- Alumnus, Computer Science
My main reason for entering the CUNY Computer Science Ph.D. program was because I love learning. After receiving my Master’s in Computer Science I worked as a Software Engineer for Prudential Securities. Prudential Securities was an excellent company to work for but I got to the point where I wanted to learn more and truly challenge myself. It was then that I decided to apply for the Ph.D. program.
I worked with Dr. William Sakas in the area of Computational Linguistics for my dissertation research. Dr. Sakas is one of the principal investigators for the CUNY Computational Language Acquisition Group (CoLAG) along with Dr. Janet Fodor. My research focused on developing computational models of syntax acquisition. I learned how to do research from working with Dr. Sakas. Many students, such as myself, know how to do well in courses but do not necessarily know how to approach research. Working as a member of the CoLAG under Dr. Sakas gave me the opportunity to see how research gets done and how to go about successfully publishing that research.
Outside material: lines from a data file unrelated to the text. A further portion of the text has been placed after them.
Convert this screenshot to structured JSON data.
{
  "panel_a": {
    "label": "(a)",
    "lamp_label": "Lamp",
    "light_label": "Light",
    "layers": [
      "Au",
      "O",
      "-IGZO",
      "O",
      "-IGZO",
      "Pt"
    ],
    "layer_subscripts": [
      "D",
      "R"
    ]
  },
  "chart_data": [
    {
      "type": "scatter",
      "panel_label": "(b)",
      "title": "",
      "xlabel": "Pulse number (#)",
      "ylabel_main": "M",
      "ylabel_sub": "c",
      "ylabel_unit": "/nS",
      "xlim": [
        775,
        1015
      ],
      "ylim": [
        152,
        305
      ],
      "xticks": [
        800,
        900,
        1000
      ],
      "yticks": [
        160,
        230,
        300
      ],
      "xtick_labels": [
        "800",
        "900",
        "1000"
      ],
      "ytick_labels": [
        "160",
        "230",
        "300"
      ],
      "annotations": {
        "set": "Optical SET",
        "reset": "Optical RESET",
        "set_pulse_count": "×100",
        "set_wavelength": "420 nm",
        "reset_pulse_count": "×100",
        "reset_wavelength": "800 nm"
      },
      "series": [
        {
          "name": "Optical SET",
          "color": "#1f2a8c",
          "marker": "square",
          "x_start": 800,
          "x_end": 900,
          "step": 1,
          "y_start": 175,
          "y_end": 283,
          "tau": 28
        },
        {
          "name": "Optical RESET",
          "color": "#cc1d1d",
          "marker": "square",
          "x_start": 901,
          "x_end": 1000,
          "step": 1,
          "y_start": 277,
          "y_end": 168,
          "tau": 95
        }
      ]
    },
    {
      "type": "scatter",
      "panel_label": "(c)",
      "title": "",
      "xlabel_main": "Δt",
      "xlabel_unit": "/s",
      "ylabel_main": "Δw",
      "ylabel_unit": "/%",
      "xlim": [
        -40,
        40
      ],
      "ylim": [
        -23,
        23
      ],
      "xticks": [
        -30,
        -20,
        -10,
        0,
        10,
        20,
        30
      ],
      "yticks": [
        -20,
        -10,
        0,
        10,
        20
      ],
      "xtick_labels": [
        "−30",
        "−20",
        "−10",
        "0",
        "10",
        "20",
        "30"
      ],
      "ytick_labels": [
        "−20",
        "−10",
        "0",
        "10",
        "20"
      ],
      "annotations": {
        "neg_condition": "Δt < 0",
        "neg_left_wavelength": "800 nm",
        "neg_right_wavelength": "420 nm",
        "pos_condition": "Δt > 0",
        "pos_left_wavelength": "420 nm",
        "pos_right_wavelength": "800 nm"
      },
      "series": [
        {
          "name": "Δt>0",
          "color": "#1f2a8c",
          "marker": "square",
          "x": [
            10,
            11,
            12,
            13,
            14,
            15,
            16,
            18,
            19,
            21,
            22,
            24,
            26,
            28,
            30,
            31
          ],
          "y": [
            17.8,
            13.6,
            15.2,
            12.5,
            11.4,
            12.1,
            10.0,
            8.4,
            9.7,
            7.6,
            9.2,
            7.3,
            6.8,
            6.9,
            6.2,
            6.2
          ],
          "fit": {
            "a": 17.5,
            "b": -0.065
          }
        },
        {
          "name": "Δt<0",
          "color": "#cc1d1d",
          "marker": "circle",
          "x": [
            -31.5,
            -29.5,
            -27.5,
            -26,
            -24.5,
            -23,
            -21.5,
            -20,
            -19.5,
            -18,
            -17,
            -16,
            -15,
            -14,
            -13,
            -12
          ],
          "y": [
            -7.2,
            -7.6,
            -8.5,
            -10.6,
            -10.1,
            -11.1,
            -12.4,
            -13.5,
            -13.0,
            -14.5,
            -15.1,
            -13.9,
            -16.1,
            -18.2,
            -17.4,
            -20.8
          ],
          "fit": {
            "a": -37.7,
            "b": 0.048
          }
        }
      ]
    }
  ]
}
One of my fondest memories of the program was during my first year. I was a member of a group that met weekly from September to June in preparation for the first-year comprehensive exam. We each studied different topics in depth and taught what we learned to the rest of the group. It was truly a collaborative learning experience. All the group members were supportive and gave their best effort to help their fellow classmates. We had a lot of fun and we learned a lot. It was a wonderful experience.
I am currently an Associate Professor in the Computer Systems Department at Farmingdale State College of the State University of New York (SUNY). I have worked at Farmingdale since graduation from CUNY in 2008. I was granted tenure and a promotion in 2014. I enjoy teaching very much and I have taught eleven different classes since I started at Farmingdale. My primary area of research, at the moment, is Computer Science Education. One solo project was the creation of a simulated operating system (Simple OS) that students can use to learn operating system internals. It allows users to run simple programs and visually see the state of the simulated memory, registers, and process queues. This research was published in an ACM journal. I have worked on collaborative research projects related to Computer Science Education with other professors from around the SUNY system. The current project is supported by a SUNY Innovative Instructional Technology Grant. I have also served as an external reviewer for the SUNY Oneonta Computer Science Program.
I will always be grateful to the CUNY Computer Science Ph.D. program for giving me the learning experience that I wanted and preparing me well for my career.